The elaborate redesign of Sandy Springs’ namesake spring may come as soon as January 2018 after the City Council gave its unanimous blessing Feb. 21.

The historic spring on Heritage Green, a park between Blue Stone Road and Sandy Springs Circle, is currently hidden under a metal grate and wooden pavilion. The new design, commissioned by Heritage Sandy Springs and unveiled Feb. 8, would let the spring bubble up as a small, glass-enclosed fountain beneath an abstract, mirror-roofed canopy.

A concept sketch of the new spring, showing the canopy, the glass-enclosed spring and the seating area. (Photo John Ruch)

City Councilmember John Paulson said he was originally skeptical of the redesign by architects Lane and Linda Duncan. But after a closer look, he said, he likes how the plan brings “a focus to an area of the spring that was an afterthought.”

Mayor Rusty Paul said he also approached the project with caution, because “when you start messing around with something called the sandy spring…you’re dealing with something that is the heart and soul and reason for existence for the community.”

The mayor was pleased with the result. “Start building,” he told Heritage officials after the council’s approval vote, which was required for construction on a city park.

It’s not that simple, because the design is still in the concept stage, still needing an analysis of materials and a final design. But, Heritage officials say, work could begin late this year. The estimated $350,000 cost will be entirely privately funded, they said.

Used for decades or centuries by Cherokee, Creek and other American Indian communities, the spring in the 1840s became a watering hole for religious meetings by white settlers. A small community developed into what became in 2005 the city of Sandy Springs.

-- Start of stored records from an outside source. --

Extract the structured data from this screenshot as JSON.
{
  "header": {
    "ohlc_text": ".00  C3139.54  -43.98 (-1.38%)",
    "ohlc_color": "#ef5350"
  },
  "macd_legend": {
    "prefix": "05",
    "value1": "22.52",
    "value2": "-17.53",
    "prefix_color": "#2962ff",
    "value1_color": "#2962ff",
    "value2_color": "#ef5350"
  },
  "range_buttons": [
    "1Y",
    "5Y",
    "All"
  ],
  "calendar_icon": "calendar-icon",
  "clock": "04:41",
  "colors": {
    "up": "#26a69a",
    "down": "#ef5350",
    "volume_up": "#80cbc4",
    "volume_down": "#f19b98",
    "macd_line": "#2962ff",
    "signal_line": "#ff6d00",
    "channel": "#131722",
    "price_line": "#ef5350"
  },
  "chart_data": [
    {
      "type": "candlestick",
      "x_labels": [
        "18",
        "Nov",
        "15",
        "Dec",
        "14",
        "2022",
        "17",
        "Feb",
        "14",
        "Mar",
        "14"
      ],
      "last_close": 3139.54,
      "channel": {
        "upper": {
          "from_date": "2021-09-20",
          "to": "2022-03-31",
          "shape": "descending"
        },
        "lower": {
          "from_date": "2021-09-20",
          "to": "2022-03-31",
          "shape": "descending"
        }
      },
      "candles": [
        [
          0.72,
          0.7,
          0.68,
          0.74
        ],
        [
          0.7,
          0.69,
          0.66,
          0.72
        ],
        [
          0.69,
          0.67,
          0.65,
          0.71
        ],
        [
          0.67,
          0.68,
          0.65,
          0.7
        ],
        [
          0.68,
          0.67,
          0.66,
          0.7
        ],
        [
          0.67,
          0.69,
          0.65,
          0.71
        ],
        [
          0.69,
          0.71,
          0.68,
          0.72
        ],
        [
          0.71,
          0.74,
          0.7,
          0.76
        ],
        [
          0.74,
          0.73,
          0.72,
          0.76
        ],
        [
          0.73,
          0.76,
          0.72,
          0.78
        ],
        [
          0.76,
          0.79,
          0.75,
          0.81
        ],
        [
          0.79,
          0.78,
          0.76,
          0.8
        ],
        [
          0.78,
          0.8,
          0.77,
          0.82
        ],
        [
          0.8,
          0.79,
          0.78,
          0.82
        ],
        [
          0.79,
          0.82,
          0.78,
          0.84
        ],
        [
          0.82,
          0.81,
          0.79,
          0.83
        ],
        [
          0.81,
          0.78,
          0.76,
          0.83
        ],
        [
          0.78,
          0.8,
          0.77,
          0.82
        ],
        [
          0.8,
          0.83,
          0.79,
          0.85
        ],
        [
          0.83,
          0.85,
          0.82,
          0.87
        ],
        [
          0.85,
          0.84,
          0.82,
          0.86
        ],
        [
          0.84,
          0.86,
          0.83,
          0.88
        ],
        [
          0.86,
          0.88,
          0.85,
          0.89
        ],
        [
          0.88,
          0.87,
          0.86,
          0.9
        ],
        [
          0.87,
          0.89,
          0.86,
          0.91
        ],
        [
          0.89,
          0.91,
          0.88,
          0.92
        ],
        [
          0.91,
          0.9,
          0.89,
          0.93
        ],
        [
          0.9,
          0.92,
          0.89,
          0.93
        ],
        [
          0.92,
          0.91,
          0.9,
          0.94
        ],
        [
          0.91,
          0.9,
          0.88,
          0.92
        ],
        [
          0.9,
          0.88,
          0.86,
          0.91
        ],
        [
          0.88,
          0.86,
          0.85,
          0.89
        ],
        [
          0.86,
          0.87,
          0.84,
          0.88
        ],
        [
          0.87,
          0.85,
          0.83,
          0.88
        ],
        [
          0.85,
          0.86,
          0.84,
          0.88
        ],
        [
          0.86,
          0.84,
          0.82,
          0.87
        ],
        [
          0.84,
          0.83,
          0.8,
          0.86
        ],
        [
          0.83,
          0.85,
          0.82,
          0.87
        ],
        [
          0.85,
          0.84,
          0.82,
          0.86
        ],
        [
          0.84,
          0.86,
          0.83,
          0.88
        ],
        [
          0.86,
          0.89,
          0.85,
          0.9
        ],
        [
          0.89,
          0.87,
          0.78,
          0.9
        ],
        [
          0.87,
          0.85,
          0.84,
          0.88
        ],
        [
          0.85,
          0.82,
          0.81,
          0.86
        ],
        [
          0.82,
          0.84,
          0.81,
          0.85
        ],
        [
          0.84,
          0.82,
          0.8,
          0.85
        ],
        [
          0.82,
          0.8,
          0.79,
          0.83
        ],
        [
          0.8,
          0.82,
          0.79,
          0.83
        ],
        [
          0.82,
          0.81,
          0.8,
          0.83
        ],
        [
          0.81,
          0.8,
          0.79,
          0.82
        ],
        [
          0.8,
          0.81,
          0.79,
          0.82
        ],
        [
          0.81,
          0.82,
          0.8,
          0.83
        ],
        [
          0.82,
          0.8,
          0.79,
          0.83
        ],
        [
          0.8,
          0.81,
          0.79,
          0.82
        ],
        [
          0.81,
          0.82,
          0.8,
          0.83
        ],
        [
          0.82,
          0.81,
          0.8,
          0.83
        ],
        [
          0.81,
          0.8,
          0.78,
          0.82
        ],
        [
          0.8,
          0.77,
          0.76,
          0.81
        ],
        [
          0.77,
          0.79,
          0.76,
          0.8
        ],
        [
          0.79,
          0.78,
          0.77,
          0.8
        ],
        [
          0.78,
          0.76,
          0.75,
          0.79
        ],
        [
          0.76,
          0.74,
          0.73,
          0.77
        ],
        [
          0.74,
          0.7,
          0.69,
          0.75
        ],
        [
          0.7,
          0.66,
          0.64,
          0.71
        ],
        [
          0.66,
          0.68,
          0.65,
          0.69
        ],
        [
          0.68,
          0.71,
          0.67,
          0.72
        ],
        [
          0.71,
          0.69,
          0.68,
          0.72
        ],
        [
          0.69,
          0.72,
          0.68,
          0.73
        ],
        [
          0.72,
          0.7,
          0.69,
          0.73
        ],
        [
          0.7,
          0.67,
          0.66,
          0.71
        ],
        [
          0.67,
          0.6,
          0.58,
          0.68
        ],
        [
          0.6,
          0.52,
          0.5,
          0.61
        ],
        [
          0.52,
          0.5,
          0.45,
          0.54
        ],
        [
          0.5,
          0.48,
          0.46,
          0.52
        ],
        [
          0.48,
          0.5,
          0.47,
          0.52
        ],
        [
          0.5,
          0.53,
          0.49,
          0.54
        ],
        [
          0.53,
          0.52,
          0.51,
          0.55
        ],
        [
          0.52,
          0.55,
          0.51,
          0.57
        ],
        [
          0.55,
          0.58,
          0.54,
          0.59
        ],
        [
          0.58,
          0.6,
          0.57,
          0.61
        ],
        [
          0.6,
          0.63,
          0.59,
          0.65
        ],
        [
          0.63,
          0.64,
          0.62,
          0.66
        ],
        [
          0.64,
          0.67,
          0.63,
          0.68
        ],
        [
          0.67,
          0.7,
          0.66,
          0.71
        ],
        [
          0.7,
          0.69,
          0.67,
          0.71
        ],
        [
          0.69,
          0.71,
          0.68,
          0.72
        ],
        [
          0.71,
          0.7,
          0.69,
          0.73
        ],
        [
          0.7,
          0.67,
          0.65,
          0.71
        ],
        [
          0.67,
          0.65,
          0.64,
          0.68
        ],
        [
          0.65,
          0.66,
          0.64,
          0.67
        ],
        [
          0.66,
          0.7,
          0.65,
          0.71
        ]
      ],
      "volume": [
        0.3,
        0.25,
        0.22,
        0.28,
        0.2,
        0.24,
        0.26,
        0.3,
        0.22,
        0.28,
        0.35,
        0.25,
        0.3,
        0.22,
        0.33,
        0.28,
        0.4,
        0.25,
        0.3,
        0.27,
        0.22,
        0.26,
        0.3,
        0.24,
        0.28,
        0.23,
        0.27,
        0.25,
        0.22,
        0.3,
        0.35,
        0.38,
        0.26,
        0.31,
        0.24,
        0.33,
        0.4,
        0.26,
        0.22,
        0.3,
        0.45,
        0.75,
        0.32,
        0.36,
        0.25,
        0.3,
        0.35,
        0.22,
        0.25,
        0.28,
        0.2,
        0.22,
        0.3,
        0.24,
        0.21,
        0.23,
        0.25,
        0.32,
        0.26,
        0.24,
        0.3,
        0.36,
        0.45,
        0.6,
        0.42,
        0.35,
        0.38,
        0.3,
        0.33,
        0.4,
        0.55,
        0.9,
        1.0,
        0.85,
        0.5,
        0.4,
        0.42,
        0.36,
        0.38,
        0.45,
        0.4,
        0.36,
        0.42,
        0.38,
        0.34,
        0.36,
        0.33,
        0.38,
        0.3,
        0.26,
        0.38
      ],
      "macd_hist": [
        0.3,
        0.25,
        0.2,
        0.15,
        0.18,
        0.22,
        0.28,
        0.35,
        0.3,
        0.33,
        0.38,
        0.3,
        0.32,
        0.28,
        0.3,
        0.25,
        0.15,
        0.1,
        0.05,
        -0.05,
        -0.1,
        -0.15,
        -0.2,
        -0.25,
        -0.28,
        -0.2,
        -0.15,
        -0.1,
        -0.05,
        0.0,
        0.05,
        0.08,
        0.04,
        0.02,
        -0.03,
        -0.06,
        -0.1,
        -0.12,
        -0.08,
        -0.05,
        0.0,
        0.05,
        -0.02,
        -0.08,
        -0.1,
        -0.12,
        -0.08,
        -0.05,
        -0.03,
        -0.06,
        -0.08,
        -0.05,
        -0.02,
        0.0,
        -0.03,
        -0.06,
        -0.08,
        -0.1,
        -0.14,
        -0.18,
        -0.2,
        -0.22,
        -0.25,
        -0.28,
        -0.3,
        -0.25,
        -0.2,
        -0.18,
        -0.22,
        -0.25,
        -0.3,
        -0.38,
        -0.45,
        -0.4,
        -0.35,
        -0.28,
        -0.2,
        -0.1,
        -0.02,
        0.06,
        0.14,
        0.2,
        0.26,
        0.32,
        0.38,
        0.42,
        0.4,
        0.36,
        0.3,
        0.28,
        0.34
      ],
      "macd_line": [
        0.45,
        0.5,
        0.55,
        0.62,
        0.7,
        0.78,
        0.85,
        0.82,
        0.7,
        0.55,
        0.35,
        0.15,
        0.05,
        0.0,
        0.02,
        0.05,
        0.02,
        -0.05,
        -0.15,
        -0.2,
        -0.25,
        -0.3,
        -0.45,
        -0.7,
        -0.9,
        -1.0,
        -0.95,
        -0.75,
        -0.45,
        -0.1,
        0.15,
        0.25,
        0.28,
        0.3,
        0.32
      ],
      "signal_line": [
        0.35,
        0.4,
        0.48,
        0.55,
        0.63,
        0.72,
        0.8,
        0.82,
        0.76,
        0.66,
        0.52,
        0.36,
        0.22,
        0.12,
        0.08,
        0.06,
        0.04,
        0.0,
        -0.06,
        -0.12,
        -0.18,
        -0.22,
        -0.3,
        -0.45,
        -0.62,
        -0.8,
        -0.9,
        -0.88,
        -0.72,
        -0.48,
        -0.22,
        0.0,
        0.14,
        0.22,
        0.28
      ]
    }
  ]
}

The design concept by architects Lane and Linda Duncan came from a competition held by Heritage Sandy Springs, the historic and cultural organization that operates Heritage Green, the park between Blue Stone Road and Sandy Springs Circle. The design still needs work, but could be constructed by early 2018, Heritage officials said. The estimated $350,000 cost would be entirely privately funded, they said.